Harder than Expected
My first presidential vote was cast for William Jefferson Clinton, as was my second.
My third vote was easily cast for Albert Arnold Gore Jr. In the end, I voted for the losing candidate for president. Still, I felt good about my vote and as the Electoral College always gives the (at the time) 3 votes from Utah to the republican, It really didn’t matter who I voted for. If I chose someone other than the GOP, it was a click on the popular vote meter, nothing more.
I never liked George Walker Bush. Threw another vote on the fire for Kerry.

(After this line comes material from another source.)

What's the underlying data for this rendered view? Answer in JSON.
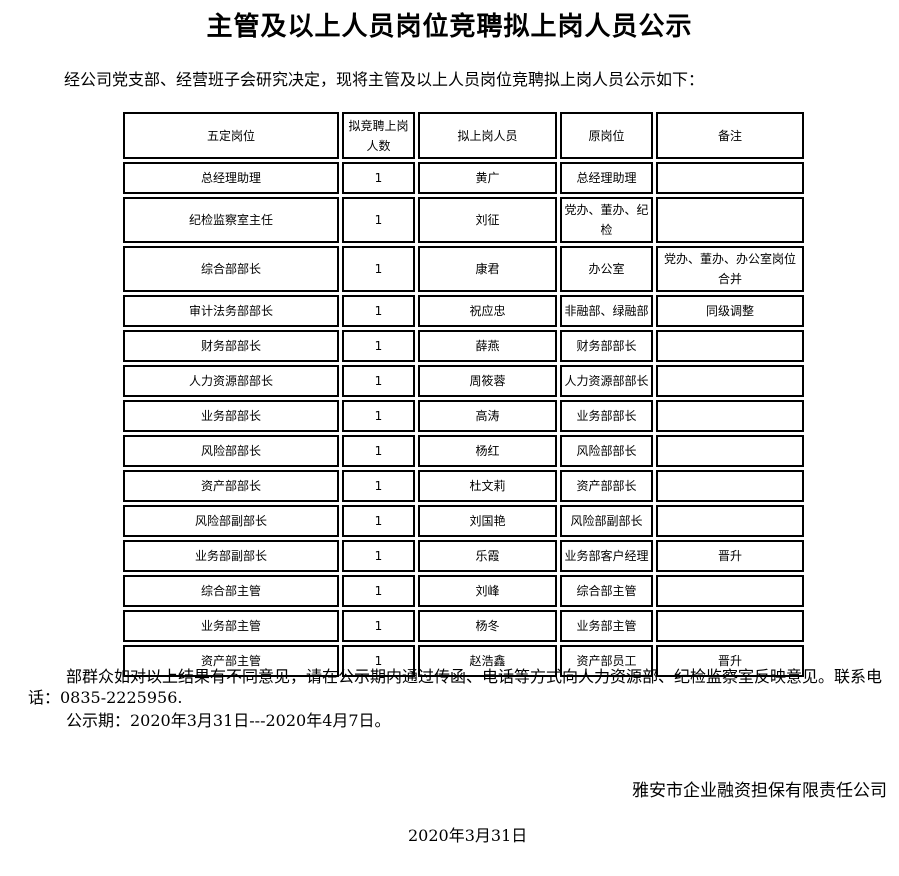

It is obvious who I voted for in 2000. Like many others, I felt I was casting a vote to change history. Though the results of the first Obama presidency will be hotly debated for decades, I still remember how amazing it felt to see the first black president, feel another false barrier demolished.
The line at my precinct was long. It was the first time in 6 elections I have had to wait longer than three minutes. Waiting with so many other people gave me a chance to engage in some great conversation. We discussed our dismay at the line, the beauty of America and our system that allows us the privilege of voting (even if that is only an illusion of choice). No one was frustrated or unhappy. We were all where we wanted to be.
I stood at the voting machine, having already completed the majority of my ballot, and pondered if I could really do what I intended to do. I determined to keep a commitment to myself, one I had promised in two previous presidential elections. I was choosing NOT to vote for the democrat or republican candidate. My research had me leaning towards Jill Stein. I have always liked the Green Party, and Stein’s commitment to environmental job creation interests me.
I found it difficult to submit the ballot. My whole life, I had been sure of my Democratic convictions. Even as I thought of voting for Ralph Nadar in 2004, the pull of my past was too much and I gave in.
I have heard many similar stories.
If the line had been shorter I might have stood there an hour, pondering, but I felt I should allow my fellow citizens the chance to vote as well. It was time to make my decision.
I voted my heart. I voted for Jill.
I don’t regret it.
Instead, I imagine a country where more than two ideologies are valued. Tens of Millions of people with real choices for leadership, voices that more closely match their own. The possibilities are frighteningly wonderful. For the first time (with maybe the exception of the two votes I cast for Bill), I voted for who I wanted to be president. I hope everyone else did the same.